I say all of this because this episode of The Mindy Project was awesome. End of story. Where other shows would have demanded Mindy “choose,” we instead saw her say — as if speaking to the audience — “You know what? Screw this.” Rather than fall into the same-old-same-old story, and rather than entertain Jody’s hesitation, Mindy takes the story out of the hands of contrivance and instead steers the thing herself.

It’s amazing how liberating an action like that is, especially because Mindy’s the only one acting against type here. Danny’s outrage and Jody’s budding romantic feelings are so standard in a rom-com that they barely register as surprising; in fact, Danny’s intrusion on Jody’s office was the worst part of the episode to me, a moment that I described on Twitter as “horrifically uncomfortable.” Jody, meanwhile, played his part as a jerk-turned-sweetheart to annoying perfection. We’ve seen all of this before in romantic comedies, and the elevated reality of romantic comedies is clear in Jody’s farcical Elementary party. (P.S. Interesting choice of show for comparison purposes, because the showrunners have made clear that Joan and Sherlock will never, ever get together. Hmm...)

But I’m detracting from the main point, which is this: Mindy has no more patience for either man in her life. She’s tired of changing. She’s tired of accepting the reality that they bestow on her, and rather than wait for the next signal, she goes to the bar and propositions the bartender J.J., who is cute as heck. And he says yes!

A part of me has always been irritated by the way Mindy’s courtships go. They’re too easy, too meet-cutesy, and follow the familiar pattern of “man and Mindy engage in mildly belligerent but flirtatious behavior.” Also annoying is how these men often take jabs at Mindy’s weight or undermine her in some other way, including her decision-making.

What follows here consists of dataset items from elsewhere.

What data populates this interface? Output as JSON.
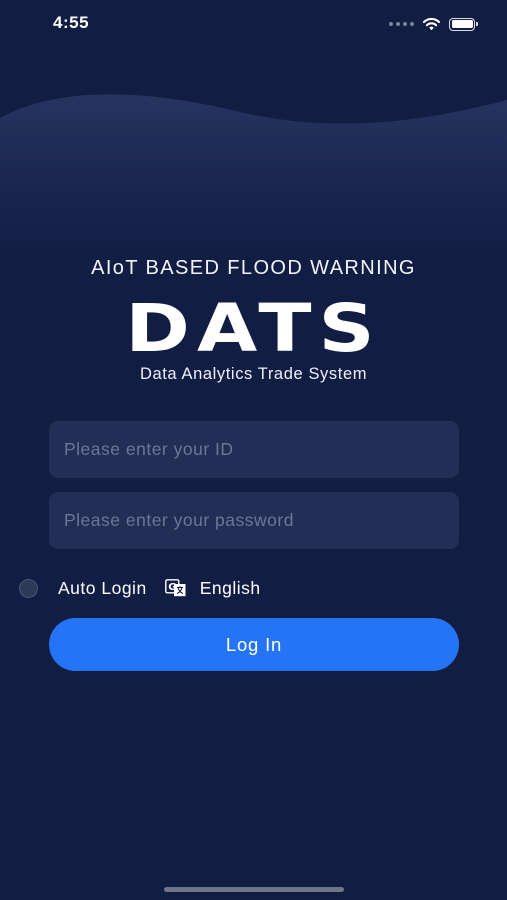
{
  "status_bar": {
    "time": "4:55"
  },
  "branding": {
    "headline": "AIoT BASED FLOOD WARNING",
    "logo_text": "DATS",
    "tagline": "Data Analytics Trade System"
  },
  "login_form": {
    "id_placeholder": "Please enter your ID",
    "id_value": "",
    "password_placeholder": "Please enter your password",
    "password_value": "",
    "auto_login_label": "Auto Login",
    "auto_login_checked": false,
    "language_label": "English",
    "login_button_label": "Log In"
  },
  "icons": {
    "status": [
      "signal-dots-icon",
      "wifi-icon",
      "battery-icon"
    ],
    "language": "translate-icon"
  },
  "colors": {
    "background": "#121d44",
    "wave": "#1f2c58",
    "input_background": "#222e56",
    "placeholder": "#6d7696",
    "primary_button": "#2474f5",
    "text": "#ffffff"
  }
}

There’s something so honest about J.J.’s interaction with Mindy, and he circumvents all of these obstacles that even main characters Peter, Danny and Jody have failed to circumvent. The easy joke about Mindy’s eating abilities, for example, is met by a shot instead of a sneer; the person getting made fun of is the disgusting guy in the bathroom; and J.J. never appears anything other than pleasant, straightforward, and interested. I hope J.J. doesn’t stick around long enough to start parroting the same “mildly funny but also mildly racist, misogynist, and offensive” words of Mindy’s other suitors. But we’ll see.

Until then, it’s not just a breath of fresh air for Mindy; it’s a breath of fresh air for the show.

Stray Observations:
  • Danny was horrible, though. “I don’t care about what Mindy wants”? Why would I ever want you to be together with her again?
  • The only problem is that Danny and Mindy still have chemistry. Jody and Mindy do not (although I love watching Jody squirm), and J.J. and Mindy do but to a lesser extent.
  •  The sex dream was so unpleasant that it was very, very funny for me. Mindy’s “eh who cares” attitude was the absolute best.
  • Tamra and Beverly had some good banter in the break room. I really wish we could see more of Tamra — who is she dating now anyway? Does it even matter?
  • Eliza Coupe returns as Chelsea. It was okay, but kind of out of nowhere. I encourage you all to watch her on Casual, though. She and Josh (Tommy Dewey) kill it.
  • Also, Paul Lieberstein was revolutionary in this episode. I never thought I’d want to see Kelly and Toby on a date together, but wowza. I also hadn’t heard of his appearance so I was so pleasantly surprised.